As time wore on, the box became hot. I found it hard to breathe, and felt like a caged animal. My body ached from the way my arms, legs, and shoulders squeezed against each other. Extremely thirsty, sweating profusely, I realized what a horrible torture awaited any prisoner who remained in the black box for any significant time. My sense of time dulled. Eventually, I heard some noise on the doors that sounded like someone unlocked the box. Someone opened the prison where I had languished for only about an hour. As I crawled out with help from trainees, I saw the guards taking other members of our survival team for interrogation.
They made us do calisthenics, push-ups, sit-ups, and run in place yelling, “Get those knees up, Pigs.”
“Come with me, Yankee, for questioning,” one of them said as he came up to me. The hulking specimen of a guard resembled a wrestler. He took me to an intelligence officer at a desk who wore a uniform with ribbons, medals, and decorations. “How many men are in your group?” said the high ranking officer in a simulated Russian accent.
I gave him my name, rank, birth and serial number. “You’re a stupid American whose country mighty Russia will destroy,” he bellowed in frustration. “Take him back to interrogation,” he said to the guard. Two helmeted brutish Russian guards led me to another building. They walked me to a hallway where I could see a series of rooms with a thick plastic window about my height in each doorway. They pushed open a door to a cell with canvas padding on all walls and the floor.
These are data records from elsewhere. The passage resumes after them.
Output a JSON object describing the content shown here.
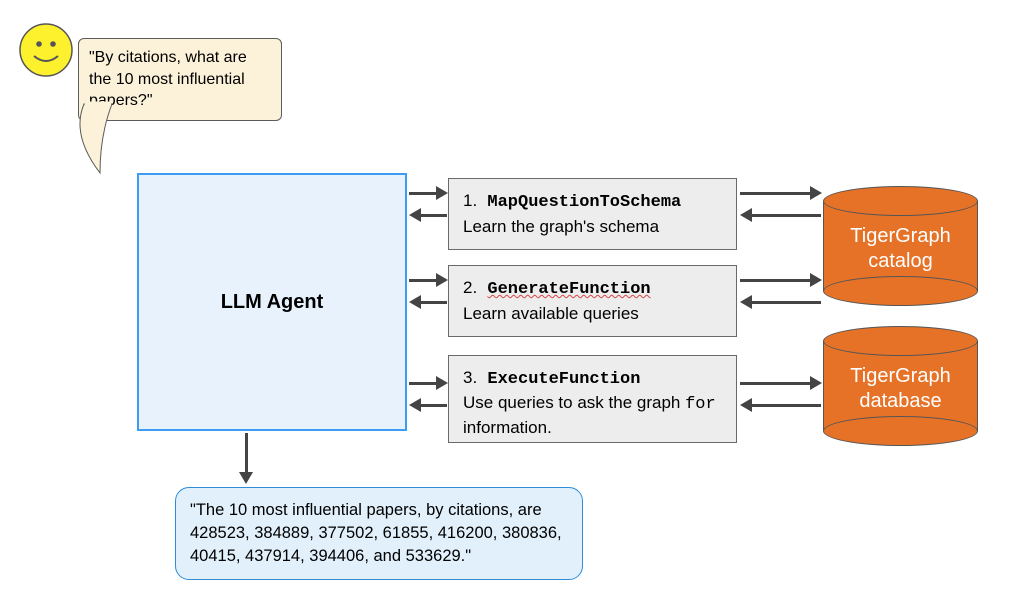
{
  "user_question": "\"By citations, what are the 10 most influential papers?\"",
  "agent": {
    "label": "LLM Agent"
  },
  "tools": [
    {
      "index": "1.",
      "name": "MapQuestionToSchema",
      "desc": "Learn the graph's schema"
    },
    {
      "index": "2.",
      "name": "GenerateFunction",
      "desc": "Learn available queries"
    },
    {
      "index": "3.",
      "name": "ExecuteFunction",
      "desc_pre": "Use queries to ask the graph ",
      "desc_mono": "for",
      "desc_post": " information."
    }
  ],
  "databases": [
    {
      "line1": "TigerGraph",
      "line2": "catalog"
    },
    {
      "line1": "TigerGraph",
      "line2": "database"
    }
  ],
  "output": "\"The 10 most influential papers, by citations, are 428523, 384889, 377502, 61855, 416200, 380836, 40415, 437914, 394406, and 533629.\""
}
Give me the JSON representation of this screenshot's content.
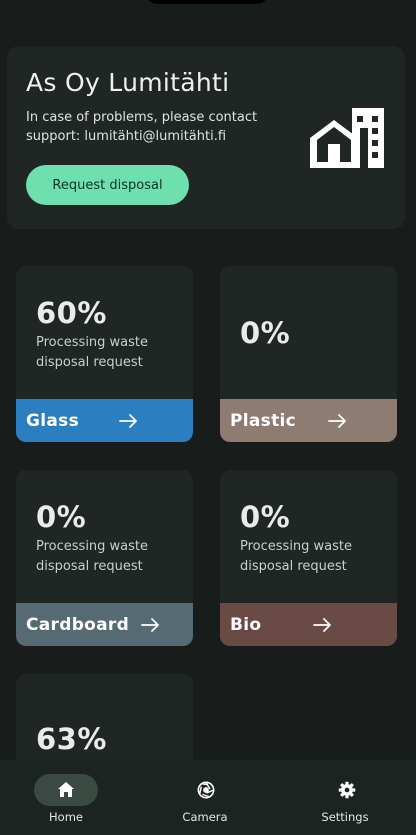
{
  "header": {
    "title": "As Oy Lumitähti",
    "description": "In case of problems, please contact support: lumitähti@lumitähti.fi",
    "request_button_label": "Request disposal",
    "icon": "building-icon"
  },
  "tiles": [
    {
      "name": "Glass",
      "percent_text": "60%",
      "progress": 0.6,
      "status": "Processing waste disposal request",
      "bar_color": "#2b7fc0"
    },
    {
      "name": "Plastic",
      "percent_text": "0%",
      "progress": 0.0,
      "status": "",
      "bar_color": "#8e7b72"
    },
    {
      "name": "Cardboard",
      "percent_text": "0%",
      "progress": 0.0,
      "status": "Processing waste disposal request",
      "bar_color": "#566a74"
    },
    {
      "name": "Bio",
      "percent_text": "0%",
      "progress": 0.0,
      "status": "Processing waste disposal request",
      "bar_color": "#6a4a44"
    },
    {
      "name": "",
      "percent_text": "63%",
      "progress": 0.63,
      "status": "",
      "bar_color": ""
    }
  ],
  "nav": {
    "items": [
      {
        "label": "Home",
        "icon": "home-icon",
        "active": true
      },
      {
        "label": "Camera",
        "icon": "camera-aperture-icon",
        "active": false
      },
      {
        "label": "Settings",
        "icon": "gear-icon",
        "active": false
      }
    ]
  },
  "colors": {
    "accent": "#6ee0b0",
    "card_background": "#1f2623",
    "screen_background": "#181c1b",
    "nav_background": "#1c2421"
  }
}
A giant of a muscular man with a blond crew cut stood in front of me. He looked like a linebacker on a pro football team. “Yankee pig officer, enter my room of pain,” he spouted in a phony Russian accent. I entered walking up to him. “Tell me what group you’re from or I’ll hurt you,” he commanded.
“My name is Daniel Crim Lavery.” I continued with birth, rank, and serial number. He grabbed me by the overcoat, and threw me as hard as he could against the padded wall behind him. I hit the wall flat so as not to hurt myself and laughed at him.
“You think it’s funny? Wait till you see what I do next, Capitalist Pig.”
He threw me around the room about ten times, but I always bounced back facing him with a stance showing I had prepared for this drill.
“You think you’re tough pig, but I’ll crush you and your kind,” he said smirking and walked up to me, made an awful growling noise, and hacking as if he had something he was trying to get out of his throat. He spit a wad of slimy white saliva in my face. I started to wipe it off and he hocked another big wad onto my left eye. Again, I started to wipe that slime off when he spit all over my forehead and nose. By this time he had really pissed me off. Knowing I could hurt him, but would not try, I took a fighting stance.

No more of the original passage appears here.